Carrie Soto is fierce, and her determination to win at any cost has not made her popular.
By the time Carrie retires from tennis, she is the best player the world has ever seen. She has shattered every record and claimed twenty Slam titles. And if you ask her, she is entitled to every one. She sacrificed nearly everything to become the best, with her father as her coach.
But six years after her retirement, Carrie finds herself sitting in the stands of the 1994 US Open, watching her record be taken from her by a brutal, stunning, British player named Nicki Chan.
At thirty-seven years old, Carrie makes the monumental decision to come out of retirement and be coached by her father for one last year in an attempt to reclaim her record. Even if the sports media says that they never liked the ‘Battle-Axe’ anyway. Even if her body doesn’t move as fast as it did. And even if it means swallowing her pride to train with a man she once almost opened her heart to: Bowe Huntley. Like her, he has something to prove before he gives up the game forever.
I’ve certainly not been quiet about my excitement to have a new Taylor Jenkins Reid book out in the world. Over the past couple of years, I’ve read every single book that she has released and I’ve loved them all. So, I had high expectations for Carrie Soto is Back and it lived up to every single one of them!
Within just a few pages I was pulled right inside the mind of Carrie Soto and I couldn’t put it down. I am someone that occasionally watches tennis but isn’t big on it. This book made me want to watch tennis all the time. I was captivated by the descriptions of tennis, the demanding training, the fierce competition and how Carrie needs to be the best at the game.
I adored the characters in this book. Carrie is not a likeable sports personality and she isn’t meant to be. That, of course, meant that I liked her even more as a main character. She is a sore loser, doesn’t play to her fans and she says what she thinks. Carrie captivated me throughout this book, she is an exceptional main character. Carrie is raised by her single father Javier, who I also loved. It was so nice to see a father-daughter relationship between Javier and Carrie. He only wants what is best for Carrie and you can see that immediately. Also, I have to mention Bowe and his role in this book. I was a bit sceptical of him at first but be sure to keep an open mind about this wonderful character.
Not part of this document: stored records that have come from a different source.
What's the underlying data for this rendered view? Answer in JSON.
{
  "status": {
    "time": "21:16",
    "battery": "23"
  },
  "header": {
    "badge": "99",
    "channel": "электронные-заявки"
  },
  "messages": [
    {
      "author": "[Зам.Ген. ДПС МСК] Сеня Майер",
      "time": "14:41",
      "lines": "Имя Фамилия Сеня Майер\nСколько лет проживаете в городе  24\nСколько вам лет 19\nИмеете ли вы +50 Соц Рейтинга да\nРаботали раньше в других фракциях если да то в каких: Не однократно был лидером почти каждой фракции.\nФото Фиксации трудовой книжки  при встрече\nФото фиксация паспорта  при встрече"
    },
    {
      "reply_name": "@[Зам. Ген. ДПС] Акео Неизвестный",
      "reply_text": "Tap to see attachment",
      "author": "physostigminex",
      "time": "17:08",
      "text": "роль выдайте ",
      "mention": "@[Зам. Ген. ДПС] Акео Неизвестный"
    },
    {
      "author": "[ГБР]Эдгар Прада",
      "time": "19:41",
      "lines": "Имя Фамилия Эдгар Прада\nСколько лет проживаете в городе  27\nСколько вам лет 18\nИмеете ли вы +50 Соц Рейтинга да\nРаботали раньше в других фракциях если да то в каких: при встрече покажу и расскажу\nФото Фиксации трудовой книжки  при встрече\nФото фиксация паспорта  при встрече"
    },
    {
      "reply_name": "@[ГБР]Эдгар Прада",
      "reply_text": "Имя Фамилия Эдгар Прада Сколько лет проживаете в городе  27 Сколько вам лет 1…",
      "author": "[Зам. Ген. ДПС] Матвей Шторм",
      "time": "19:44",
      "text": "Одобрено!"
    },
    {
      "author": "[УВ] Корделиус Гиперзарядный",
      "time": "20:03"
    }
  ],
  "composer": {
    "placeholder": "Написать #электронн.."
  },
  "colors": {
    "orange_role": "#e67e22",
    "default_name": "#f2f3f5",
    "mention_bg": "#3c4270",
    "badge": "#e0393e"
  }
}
Taylor Jenkins Reid’s writing style is amazing. I love the way in which she mixes different formats of telling a story in her books. In Carrie Soto is Back, we have the transcripts as a slightly different writing format. These come in the form of articles, interviews and a few other things. I enjoy how much these add to the story in just a few pages and I’d love more books to do this. Also, if you have read other Taylor Jenkins Reid books you will notice a few little easter eggs in this one, so keep an eye out for them.
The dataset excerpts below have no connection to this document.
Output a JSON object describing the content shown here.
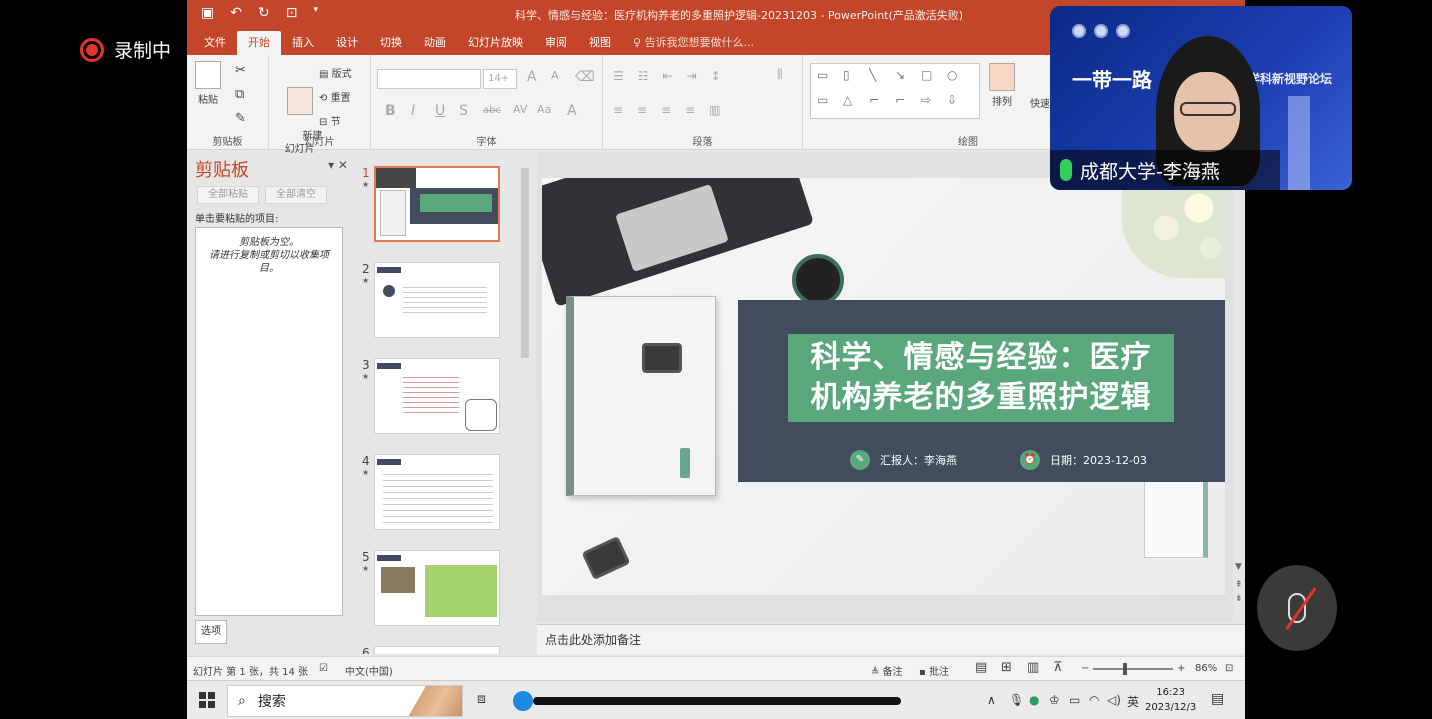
{
  "recording": {
    "label": "录制中"
  },
  "window": {
    "title": "科学、情感与经验：医疗机构养老的多重照护逻辑-20231203 - PowerPoint(产品激活失败)"
  },
  "tabs": [
    "文件",
    "开始",
    "插入",
    "设计",
    "切换",
    "动画",
    "幻灯片放映",
    "审阅",
    "视图"
  ],
  "tell_me": "告诉我您想要做什么...",
  "ribbon": {
    "clipboard": {
      "paste": "粘贴",
      "label": "剪贴板"
    },
    "slides": {
      "new_slide": "新建\n幻灯片",
      "layout": "版式",
      "reset": "重置",
      "section": "节",
      "label": "幻灯片"
    },
    "font": {
      "size": "14+",
      "label": "字体"
    },
    "paragraph": {
      "label": "段落"
    },
    "drawing": {
      "arrange": "排列",
      "quick_styles": "快速样",
      "label": "绘图"
    }
  },
  "clipboard_pane": {
    "title": "剪贴板",
    "paste_all": "全部粘贴",
    "clear_all": "全部清空",
    "hint": "单击要粘贴的项目:",
    "empty_msg_1": "剪贴板为空。",
    "empty_msg_2": "请进行复制或剪切以收集项",
    "empty_msg_3": "目。",
    "options": "选项"
  },
  "thumbnails": [
    {
      "num": "1",
      "active": true
    },
    {
      "num": "2",
      "active": false
    },
    {
      "num": "3",
      "active": false
    },
    {
      "num": "4",
      "active": false
    },
    {
      "num": "5",
      "active": false
    },
    {
      "num": "6",
      "active": false
    }
  ],
  "slide": {
    "title_line1": "科学、情感与经验：医疗",
    "title_line2": "机构养老的多重照护逻辑",
    "reporter": "汇报人：李海燕",
    "date": "日期：2023-12-03"
  },
  "notes": {
    "placeholder": "点击此处添加备注"
  },
  "status": {
    "slide_info": "幻灯片 第 1 张，共 14 张",
    "language": "中文(中国)",
    "notes_btn": "备注",
    "comments_btn": "批注",
    "zoom": "86%"
  },
  "taskbar": {
    "search": "搜索",
    "ime": "英",
    "time": "16:23",
    "date": "2023/12/3"
  },
  "video": {
    "banner": "一带一路",
    "banner2": "跨学科新视野论坛",
    "participant": "成都大学-李海燕"
  },
  "colors": {
    "ppt_accent": "#c4462a",
    "slide_banner": "#414c5c",
    "title_box": "#5aa77c"
  }
}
This is more than just a story of ambition. It is a story about women in sport. The double standards they face, the sexism, the need to be liked and the comparison between the male tennis players. It is beautiful. Also, it is a lovely story of the relationship between a father and daughter who is her coach and number one fan.
There is one thing that Taylor Jenkins Reid always manages to do and that is give her readers a message in her books. The message in this one is simple and beautiful. Everything is temporary and all good things must come to an end. You can try to make it last as long as possible or you can appreciate every single second of it whilst it happens before letting it go.
Overall, Carrie Soto is Back is a triumphant book that I cannot recommend enough. You don’t need to be a tennis fan to pick this book up because the stunning writing and descriptions will grip you right away. Taylor Jenkins Reid deserves all the hype that she gets and you need to give this book a read!